Auch einige Modelle von Pezon & Michel habe ich in der Hand gehabt - vorne schön weich (fast zu weich), aber da sagt mir die zu ausgeprägte Spitzenaktion nicht zu.

Könnt ihr mir Modelle empfehlen?

- für den UL/L-Bereich
- bis 2,40
- weiche Aktion (kein Gufi-Stock halt)
- am besten durchgehende, Mittelaktion

danke schonmal


----------



## esox82 (8. Dezember 2007)

*AW: Suche weiche L/UL- Spinnrute.*

Fürs UL-spinnen hab ich die 2,1m skelli WG 2-12gr!
die ist wunderbar weich und absolut empfehlenswert!


----------



## scemler (8. Dezember 2007)

*AW: Suche weiche L/UL- Spinnrute.*



esox82 schrieb:


> Fürs UL-spinnen hab ich die 2,1m skelli WG 2-12gr!
> die ist wunderbar weich und absolut empfehlenswert!



Die Neue oder die Alte?

Hatte heute beide in der Hand - die Rute ist ziemlich hart.
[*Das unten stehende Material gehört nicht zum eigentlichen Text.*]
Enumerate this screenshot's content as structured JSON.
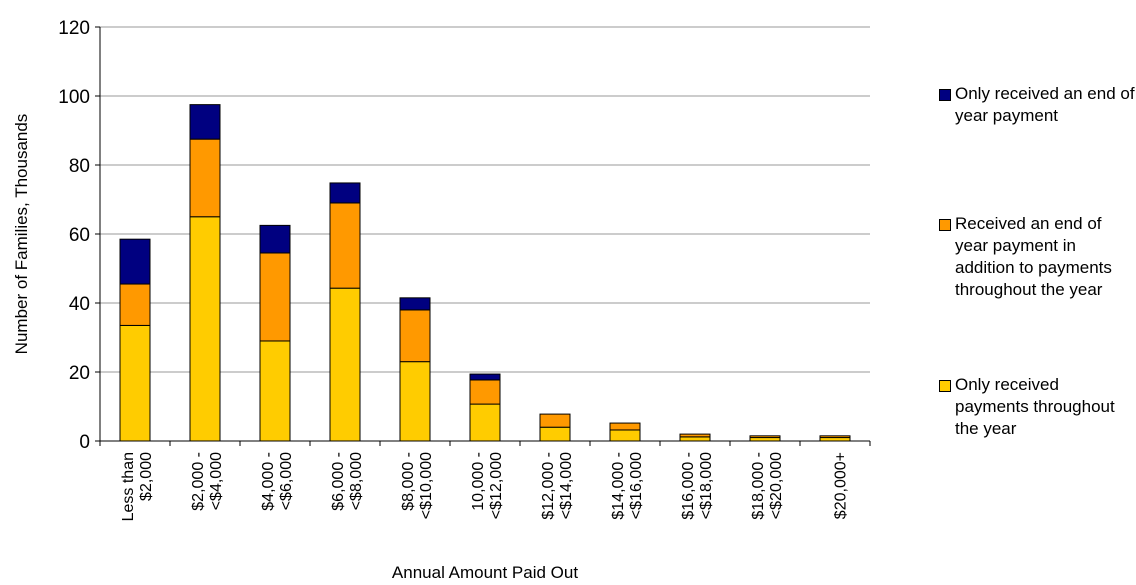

Da bekomme ich doch nen 5g-Wobbler nicht ordentlich mit geworfen.


----------



## Lorenz (8. Dezember 2007)

*AW: Suche weiche L/UL- Spinnrute.*

Preisklasse?



Also bei ebay sind immer mal wieder sehr günstige UL-Ruten aus UK die auf Fliegenrutenblanks aufgebaut sind! Ich hatte mir schonmal überlegt so eine als "Spassrute" zu bestellen :q:q:q


----------



## esox82 (8. Dezember 2007)

*AW: Suche weiche L/UL- Spinnrute.*

nee,die alte!
also probleme beim werfen hab ich keine,weder mit spinner der gr.0 noch mit wobbler um die 7cm.....
man muss sich nur an den 2-geteilten griff gewöhnen


----------



## Lorenz (8. Dezember 2007)

*AW: Suche weiche L/UL- Spinnrute.*



scemler schrieb:


> Da bekomme ich doch nen 5g-Wobbler nicht ordentlich mit geworfen.




Wie weit willst du den denn werfen? 
Was soll der Einsatzbereich für die Rute sein? Kleiner Fluss/Teich/weiher ,ein Bach? der flache Uferstreifen von nem See?


----------



## scemler (8. Dezember 2007)

*AW: Suche weiche L/UL- Spinnrute.*



Lorenz schrieb:


> Wie weit willst du den denn werfen?
> Was soll der Einsatzbereich für die Rute sein? Kleiner Fluss/Teich/weiher ,ein Bach? der flache Uferstreifen von nem See?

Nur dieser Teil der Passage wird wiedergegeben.